From what I can gather, graphene is a material that can exist in a layer only one atom thick – that makes it 2-d for all intents and purposes. Viewed under a microscope, its hexagonal structure makes it particularly strong. Check out all the amazing properties of graphene that can, apparently, be made from the graphite contained in a humble pencil.
It’s all the more impressive since micro-electronics innovation is currently out of fashion in Europe. I heard that last bit on a science programme on TV last night. The bloke who said it was an important German scientist with mad scientist hair who spoke with a zealous passion about his work. That makes him the real deal in my book.
Apparently the race is on to make graphene commercially viable. The front runners in the UK are spin-out companies from the University of Durham and the University of Manchester.
The older method of making graphene is using ‘exfoliating’ method which is essentially using sticky tape to peel thin layers off a larger block. The other method, pioneered by scientists at Durham University, involves collecting the chemical vapour.
Graphene is currently produced by four companies. Another company manufactures ink containing graphene and another makes ultracapacitors with graphene electrodes.
I’ve long held a share called Versarien (VRS) which invests in university spin-out companies and generally incubates and helps them on the rocky road to maturity. I have followed VRS for the last 3 years.
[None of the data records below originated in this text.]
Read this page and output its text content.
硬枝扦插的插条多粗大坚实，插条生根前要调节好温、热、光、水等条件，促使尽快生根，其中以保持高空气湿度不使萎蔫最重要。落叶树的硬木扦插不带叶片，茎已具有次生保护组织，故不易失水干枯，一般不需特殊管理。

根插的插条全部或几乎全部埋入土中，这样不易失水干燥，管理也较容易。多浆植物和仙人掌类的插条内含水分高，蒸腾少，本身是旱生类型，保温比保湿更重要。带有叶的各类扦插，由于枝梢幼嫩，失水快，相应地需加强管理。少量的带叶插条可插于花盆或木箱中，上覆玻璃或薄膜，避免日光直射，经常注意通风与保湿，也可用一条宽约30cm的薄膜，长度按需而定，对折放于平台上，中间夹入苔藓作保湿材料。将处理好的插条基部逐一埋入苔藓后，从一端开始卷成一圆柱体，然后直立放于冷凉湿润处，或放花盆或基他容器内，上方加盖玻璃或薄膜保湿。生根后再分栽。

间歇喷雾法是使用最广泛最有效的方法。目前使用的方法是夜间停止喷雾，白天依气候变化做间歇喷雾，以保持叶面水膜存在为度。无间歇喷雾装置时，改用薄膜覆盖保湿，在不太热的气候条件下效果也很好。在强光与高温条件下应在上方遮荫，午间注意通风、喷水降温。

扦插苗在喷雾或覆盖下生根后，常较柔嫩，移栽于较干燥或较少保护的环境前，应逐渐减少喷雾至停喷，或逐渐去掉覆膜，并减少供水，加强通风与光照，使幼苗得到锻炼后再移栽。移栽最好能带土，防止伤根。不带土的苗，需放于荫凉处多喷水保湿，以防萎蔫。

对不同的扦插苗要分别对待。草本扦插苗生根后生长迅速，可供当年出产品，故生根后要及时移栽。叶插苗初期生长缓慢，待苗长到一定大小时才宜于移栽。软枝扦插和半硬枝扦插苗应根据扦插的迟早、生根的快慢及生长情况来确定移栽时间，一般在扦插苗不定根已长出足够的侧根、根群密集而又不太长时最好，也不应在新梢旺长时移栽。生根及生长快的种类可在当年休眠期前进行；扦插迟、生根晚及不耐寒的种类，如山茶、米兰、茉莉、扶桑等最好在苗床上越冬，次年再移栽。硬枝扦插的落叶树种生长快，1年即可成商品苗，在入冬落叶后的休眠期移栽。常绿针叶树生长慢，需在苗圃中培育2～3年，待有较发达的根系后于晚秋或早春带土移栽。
The share price has been volatile but the underlying business seems solid with plenty of cash at hand. The investment strategy appears thoughtful and conservative. The business does not seem to court publicity and, for the moment, I like that.
I invest on the understanding that most of the spinouts will fall by the wayside but it just takes one or two game changers to change everything. It’s also nice to think that something amazing will come from one of our hallowed institutions of higher learning.